We can see it scanned 168 keys and returned 152 documents (not a bad query targeting metric), all without using a SORT stage.

For the second query, however, since there is no department, it relies on memory sort:

...
  executionStats: {
    executionSuccess: true,
    nReturned: 477,
    executionTimeMillis: 2,
    totalKeysExamined: 526,
    totalDocsExamined: 477,
    executionStages: {
      stage: 'FETCH',
...
      inputStage: {
        stage: 'SORT',
...
        inputStage: {
          stage: 'IXSCAN',
...

The number of keys scanned increases to 526 with the same 477 documents returned, but all 477 examined documents are returned, so the server does a little unnecessary work. However the presence of the SORT stage negates this.

As we can see, the selection of the order of indexes would highly depend on what query you are going to use the most as well as the operators you will use in them. Eg. When $in is used alone, it is an equality operator that does a series of equality matches, but acts like a range operator when it is used with .sort(). Additionally, the use case you posted might require two different indexes if you want to avoid having a SORT stage. One with department, and the other without.

I would highly suggest you read the following to cement your knowledge about indexes.

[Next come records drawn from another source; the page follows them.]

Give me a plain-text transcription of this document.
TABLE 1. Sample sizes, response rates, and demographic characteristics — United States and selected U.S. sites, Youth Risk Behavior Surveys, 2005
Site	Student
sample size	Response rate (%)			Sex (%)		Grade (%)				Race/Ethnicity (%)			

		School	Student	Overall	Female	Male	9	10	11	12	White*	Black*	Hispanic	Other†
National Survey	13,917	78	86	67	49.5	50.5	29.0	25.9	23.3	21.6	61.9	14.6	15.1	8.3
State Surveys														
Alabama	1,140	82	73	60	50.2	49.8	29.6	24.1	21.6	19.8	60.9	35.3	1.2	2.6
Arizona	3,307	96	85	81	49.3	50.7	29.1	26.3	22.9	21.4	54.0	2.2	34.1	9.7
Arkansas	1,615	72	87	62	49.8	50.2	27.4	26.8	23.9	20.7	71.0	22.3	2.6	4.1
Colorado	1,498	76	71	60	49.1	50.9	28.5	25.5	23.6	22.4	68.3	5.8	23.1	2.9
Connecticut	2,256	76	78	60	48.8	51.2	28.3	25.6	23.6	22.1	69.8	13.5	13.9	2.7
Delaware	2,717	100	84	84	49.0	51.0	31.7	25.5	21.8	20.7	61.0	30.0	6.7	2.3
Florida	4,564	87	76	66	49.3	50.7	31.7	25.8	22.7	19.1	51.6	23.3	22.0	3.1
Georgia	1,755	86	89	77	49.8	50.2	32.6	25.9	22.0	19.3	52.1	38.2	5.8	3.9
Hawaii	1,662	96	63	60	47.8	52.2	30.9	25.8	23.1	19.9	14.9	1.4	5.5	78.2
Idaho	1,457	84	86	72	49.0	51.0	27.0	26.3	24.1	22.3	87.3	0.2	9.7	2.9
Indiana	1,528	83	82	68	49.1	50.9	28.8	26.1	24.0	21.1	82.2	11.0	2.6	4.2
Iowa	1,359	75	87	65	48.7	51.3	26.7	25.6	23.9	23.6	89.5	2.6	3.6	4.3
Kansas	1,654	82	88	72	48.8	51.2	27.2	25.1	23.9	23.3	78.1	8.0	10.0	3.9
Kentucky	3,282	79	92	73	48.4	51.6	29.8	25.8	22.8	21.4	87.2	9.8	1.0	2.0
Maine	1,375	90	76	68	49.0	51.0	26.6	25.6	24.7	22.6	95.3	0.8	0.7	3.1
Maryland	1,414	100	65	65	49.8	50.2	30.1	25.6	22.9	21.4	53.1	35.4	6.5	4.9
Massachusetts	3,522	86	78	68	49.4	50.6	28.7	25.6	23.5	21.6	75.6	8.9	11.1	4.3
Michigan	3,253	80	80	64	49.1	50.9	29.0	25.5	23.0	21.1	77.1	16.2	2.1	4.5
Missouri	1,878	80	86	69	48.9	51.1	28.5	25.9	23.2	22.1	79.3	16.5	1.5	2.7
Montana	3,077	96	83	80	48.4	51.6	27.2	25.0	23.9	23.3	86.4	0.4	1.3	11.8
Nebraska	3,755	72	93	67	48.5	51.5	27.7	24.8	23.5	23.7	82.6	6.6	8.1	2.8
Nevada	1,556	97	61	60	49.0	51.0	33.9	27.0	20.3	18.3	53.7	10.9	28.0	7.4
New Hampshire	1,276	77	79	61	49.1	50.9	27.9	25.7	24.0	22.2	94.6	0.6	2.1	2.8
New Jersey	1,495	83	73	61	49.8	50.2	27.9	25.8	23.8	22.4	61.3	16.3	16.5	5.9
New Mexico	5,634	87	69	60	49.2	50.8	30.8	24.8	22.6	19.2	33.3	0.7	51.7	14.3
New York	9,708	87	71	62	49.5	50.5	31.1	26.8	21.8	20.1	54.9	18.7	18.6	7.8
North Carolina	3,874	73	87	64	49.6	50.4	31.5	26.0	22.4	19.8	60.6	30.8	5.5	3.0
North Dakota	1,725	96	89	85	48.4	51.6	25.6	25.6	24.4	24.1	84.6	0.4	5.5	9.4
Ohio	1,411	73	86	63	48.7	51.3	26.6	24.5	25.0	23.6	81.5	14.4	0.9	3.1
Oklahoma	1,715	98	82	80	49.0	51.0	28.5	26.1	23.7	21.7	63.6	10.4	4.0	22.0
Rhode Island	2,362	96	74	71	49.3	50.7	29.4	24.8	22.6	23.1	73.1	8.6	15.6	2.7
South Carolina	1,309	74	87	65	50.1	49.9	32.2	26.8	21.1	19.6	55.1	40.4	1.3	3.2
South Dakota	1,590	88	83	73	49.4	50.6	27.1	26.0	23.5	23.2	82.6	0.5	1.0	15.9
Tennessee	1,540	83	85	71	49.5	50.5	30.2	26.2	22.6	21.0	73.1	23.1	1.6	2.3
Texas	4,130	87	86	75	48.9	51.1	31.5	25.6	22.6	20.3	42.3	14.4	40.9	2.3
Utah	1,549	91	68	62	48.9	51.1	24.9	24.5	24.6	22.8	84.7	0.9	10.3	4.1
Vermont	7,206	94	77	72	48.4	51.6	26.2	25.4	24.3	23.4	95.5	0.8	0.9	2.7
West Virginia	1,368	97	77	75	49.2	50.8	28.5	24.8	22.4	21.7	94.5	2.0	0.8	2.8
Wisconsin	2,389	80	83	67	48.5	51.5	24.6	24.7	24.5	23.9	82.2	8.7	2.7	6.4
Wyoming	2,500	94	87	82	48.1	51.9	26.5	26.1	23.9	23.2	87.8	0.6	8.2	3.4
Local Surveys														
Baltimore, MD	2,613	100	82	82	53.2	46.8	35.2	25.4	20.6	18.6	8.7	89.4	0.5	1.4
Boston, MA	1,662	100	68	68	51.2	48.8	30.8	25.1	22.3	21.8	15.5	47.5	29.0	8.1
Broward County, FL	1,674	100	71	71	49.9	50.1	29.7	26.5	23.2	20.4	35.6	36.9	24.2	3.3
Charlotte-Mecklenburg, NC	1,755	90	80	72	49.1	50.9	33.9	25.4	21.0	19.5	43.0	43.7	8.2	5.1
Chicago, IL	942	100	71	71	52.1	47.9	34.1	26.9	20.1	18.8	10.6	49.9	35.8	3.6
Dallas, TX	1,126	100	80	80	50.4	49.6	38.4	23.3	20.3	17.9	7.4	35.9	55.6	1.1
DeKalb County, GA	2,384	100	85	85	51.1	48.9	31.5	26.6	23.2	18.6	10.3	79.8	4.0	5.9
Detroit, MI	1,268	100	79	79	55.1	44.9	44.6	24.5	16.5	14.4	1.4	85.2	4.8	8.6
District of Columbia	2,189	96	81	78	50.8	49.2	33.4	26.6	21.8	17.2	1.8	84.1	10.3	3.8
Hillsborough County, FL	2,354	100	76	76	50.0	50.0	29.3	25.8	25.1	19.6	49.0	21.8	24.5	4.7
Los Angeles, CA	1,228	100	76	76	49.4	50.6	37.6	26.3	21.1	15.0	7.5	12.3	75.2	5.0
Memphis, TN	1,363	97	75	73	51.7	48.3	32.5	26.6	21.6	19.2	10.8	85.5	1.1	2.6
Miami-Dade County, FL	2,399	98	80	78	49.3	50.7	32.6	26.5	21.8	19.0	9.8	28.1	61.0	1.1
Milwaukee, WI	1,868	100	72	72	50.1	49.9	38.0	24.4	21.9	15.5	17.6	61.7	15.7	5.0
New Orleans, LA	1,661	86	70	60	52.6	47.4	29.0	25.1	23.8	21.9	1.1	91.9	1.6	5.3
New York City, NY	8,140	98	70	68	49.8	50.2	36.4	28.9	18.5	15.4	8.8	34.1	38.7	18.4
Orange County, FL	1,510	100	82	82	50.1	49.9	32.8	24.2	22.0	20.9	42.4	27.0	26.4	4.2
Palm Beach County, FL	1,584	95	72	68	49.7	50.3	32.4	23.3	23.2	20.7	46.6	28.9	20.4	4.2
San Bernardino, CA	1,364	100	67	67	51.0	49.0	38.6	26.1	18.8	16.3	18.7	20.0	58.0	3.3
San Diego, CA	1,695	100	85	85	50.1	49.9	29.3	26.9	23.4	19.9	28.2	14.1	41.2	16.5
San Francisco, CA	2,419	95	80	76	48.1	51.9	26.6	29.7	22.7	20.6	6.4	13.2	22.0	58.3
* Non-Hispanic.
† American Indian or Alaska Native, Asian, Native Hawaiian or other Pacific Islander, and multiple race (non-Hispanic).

Please let us know if there’s any confusion in this. Feel free to reach out for anything else as well.

Regards,
Satyam Gupta

7 Likes

Hey Satyam, thank you for taking your time and replying. It was insanely helpful! Let me read all the resources you linked and get back to you!

2 Likes

Hey @Satyam I had a question regarding range queries and cardinality. What should be the order, is it like high cardinality to low cardinality in case of range fields?

for e.g. in the queries above, cardinality for ts is very high compared to status. So which is correct for the following:

{
   "queue":1,
   "department":1,
   "ts":1,
   "status":1
}

OR

{
   "queue":1,
   "department":1,
   "status":1,
   "ts":1,
}

Hi @V_N_A,

Since we don’t know the statistical distribution of the fields in your collection, we can only simulate the possibilities (see the previous answer). You might want to perform a similar explain() experiments using your actual data to arrive at the best scenario that works in your usecase (try having no COLLSCAN, no SORT).

That said, please do remember that the selection and ordering of an index depends on a lot of factors. The purpose of an index is to be able to zoom in to a relevant part of the collection and eliminate as much irrelevant documents as possible so that the server don’t need to do unnecessary work to while running the query. When talking about cardinality, fields with low cardinality have a comparably lower value in an index. For example, if a field cardinality is so low that it encompass a third of the collection, it’s less useful as an index vs. a field with high cardinality that can identify a single document (e.g. _id ).
I believe that your compound index would help with range and sorting, so the ESR rule of thumb should be more relevant for field ordering choice in a compound index, irrespective of the cardinality involved. But I would still suggest you to try creating the indexes and checking the explain output to see which one works better for your use case (since you know your exact dataset and the queries that you are going to use mostly). The resources that I mentioned in previous answer should also help you a lot.

Let us know if there is any confusion regarding this. Feel free to reach out for anything else as well.

Regards,
Satyam

3 Likes

This topic was automatically closed 5 days after the last reply. New replies are no longer allowed.